Sesini çıkarmama ve itaat ile birlikte kapitalizmin en sahici taleplerinden biri olan rekabet de özel olarak vurgulanıyor. Meslek liseleri ve MESEM'ler arasında uluslararası ve ulusal yarışmalar yapılması, okullar içinde öğrencilerin sıralamalara oturtulması, daha çok üretime daha çok ödül uygulamaları ile kendine ve sınıfa yabancılaşmış, bencil ve rekabetçi bir karakter de kazandırılmak isteniyor. Fiziken köleleştirilmiş, ideolojik olarak ise buna gönüllüce ikna olmuş, isyan damarı bütünüyle sökülüp atılmış bir işçi kuşağının bugünden yaratılması böylece maddelere oturtuluyor.

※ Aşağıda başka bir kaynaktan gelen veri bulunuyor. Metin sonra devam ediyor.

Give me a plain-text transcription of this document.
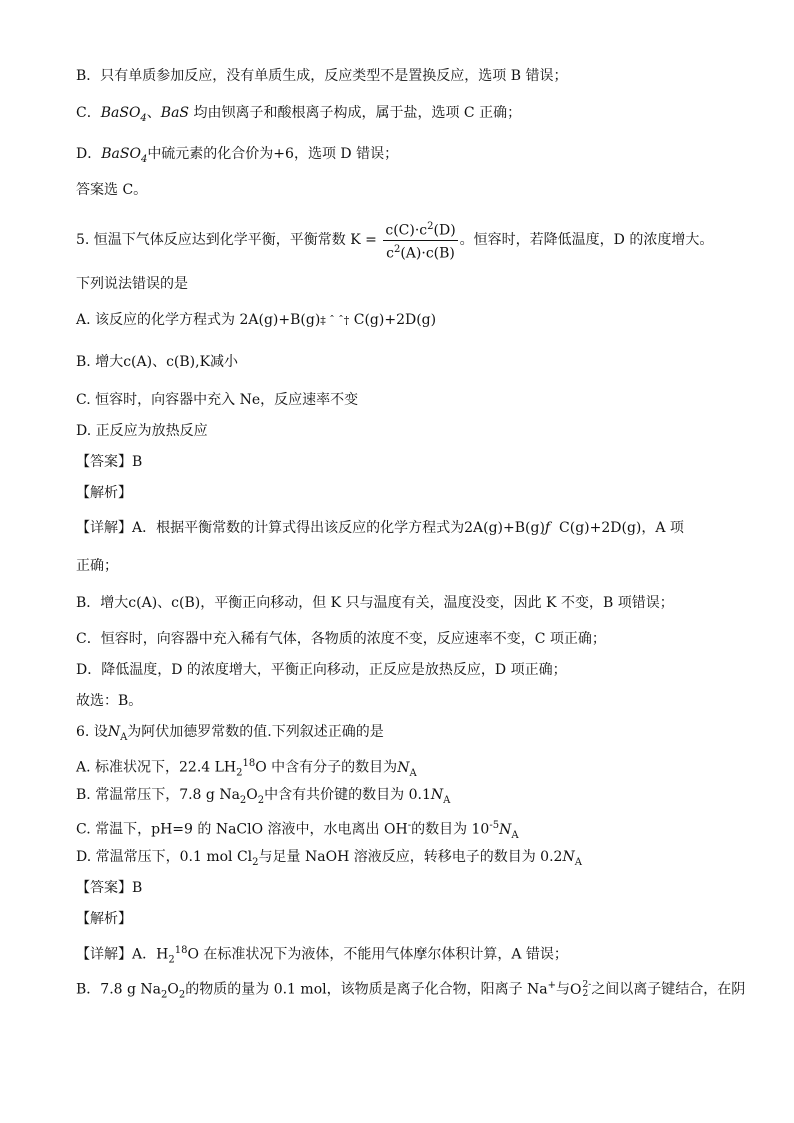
B．只有单质参加反应，没有单质生成，反应类型不是置换反应，选项 B 错误；
C．BaSO$_4$、BaS 均由钡离子和酸根离子构成，属于盐，选项 C 正确；
D．BaSO$_4$中硫元素的化合价为+6，选项 D 错误；
答案选 C。
5. 恒温下气体反应达到化学平衡，平衡常数 $K = \frac{c(C)\cdot c^2(D)}{c^2(A)\cdot c(B)}$ 。恒容时，若降低温度，D 的浓度增大。
下列说法错误的是
A. 该反应的化学方程式为 2A(g)+B(g)‡ ˆ ˆ† C(g)+2D(g)
B. 增大c(A)、c(B),K减小
C. 恒容时，向容器中充入 Ne，反应速率不变
D. 正反应为放热反应
【答案】B
【解析】
【详解】A．根据平衡常数的计算式得出该反应的化学方程式为2A(g)+B(g)ƒ C(g)+2D(g)，A 项
正确；
B．增大c(A)、c(B)，平衡正向移动，但 K 只与温度有关，温度没变，因此 K 不变，B 项错误；
C．恒容时，向容器中充入稀有气体，各物质的浓度不变，反应速率不变，C 项正确；
D．降低温度，D 的浓度增大，平衡正向移动，正反应是放热反应，D 项正确；
故选：B。
6. 设$N_A$为阿伏加德罗常数的值.下列叙述正确的是
A. 标准状况下，22.4 $LH_2^{18}O$ 中含有分子的数目为$N_A$
B. 常温常压下，7.8 g $Na_2O_2$中含有共价键的数目为 $0.1N_A$
C. 常温下，pH=9 的 NaClO 溶液中，水电离出 OH-的数目为 $10^{-5}N_A$
D. 常温常压下，0.1 mol $Cl_2$与足量 NaOH 溶液反应，转移电子的数目为 $0.2N_A$
【答案】B
【解析】
【详解】A．$H_2^{18}O$ 在标准状况下为液体，不能用气体摩尔体积计算，A 错误；
B．7.8 g $Na_2O_2$的物质的量为 0.1 mol，该物质是离子化合物，阳离子 Na+与O 2-
2 之间以离子键结合，在阴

Savunma sanayi ile mesleki eğitim işbirliğinin güçlendirilmesi de programın önemli maddelerinden birini oluşturuyor. Bundan iki yıl önce pilot savunma sanayi meslek liseleri ile başlayan birliktelik şimdi MESEM'lere de kaydırılıyor ve yaygınlaştırılıyor. Savaş ekonomisine tarihinin en büyük bütçesini ayıran iktidar, buradaki işçi ihtiyacını da çocuklardan karşılamaya yöneliyor. Böylece aynı zamanda iktidarın derinleştirerek yürüttüğü işgalci savaşa ve kendi emeği ile de parçası olan bir işçi gençlik kitlesi oluşturuluyor. Pilot meslek liselerinde gördüğümüz; liselerin parçalarını ürettikleri silahları kullanım alanında görmek için işgal bölgelerine götürülmesi, Milli Savunma Bakanlığı ziyaretleri önümüzdeki dönem sıklaşacak ve aynı zamanda teknolojinin yeni gelişimi ile bütünleşme adı altında derinleşecek gibi duruyor. Köleleştirilen gençliğin öfkesinin milliyetçilik ve şovenizm ile silikleştirilmesi ve savaşın paydası haline getirilmesi de program ile bir hedef olarak konuluyor.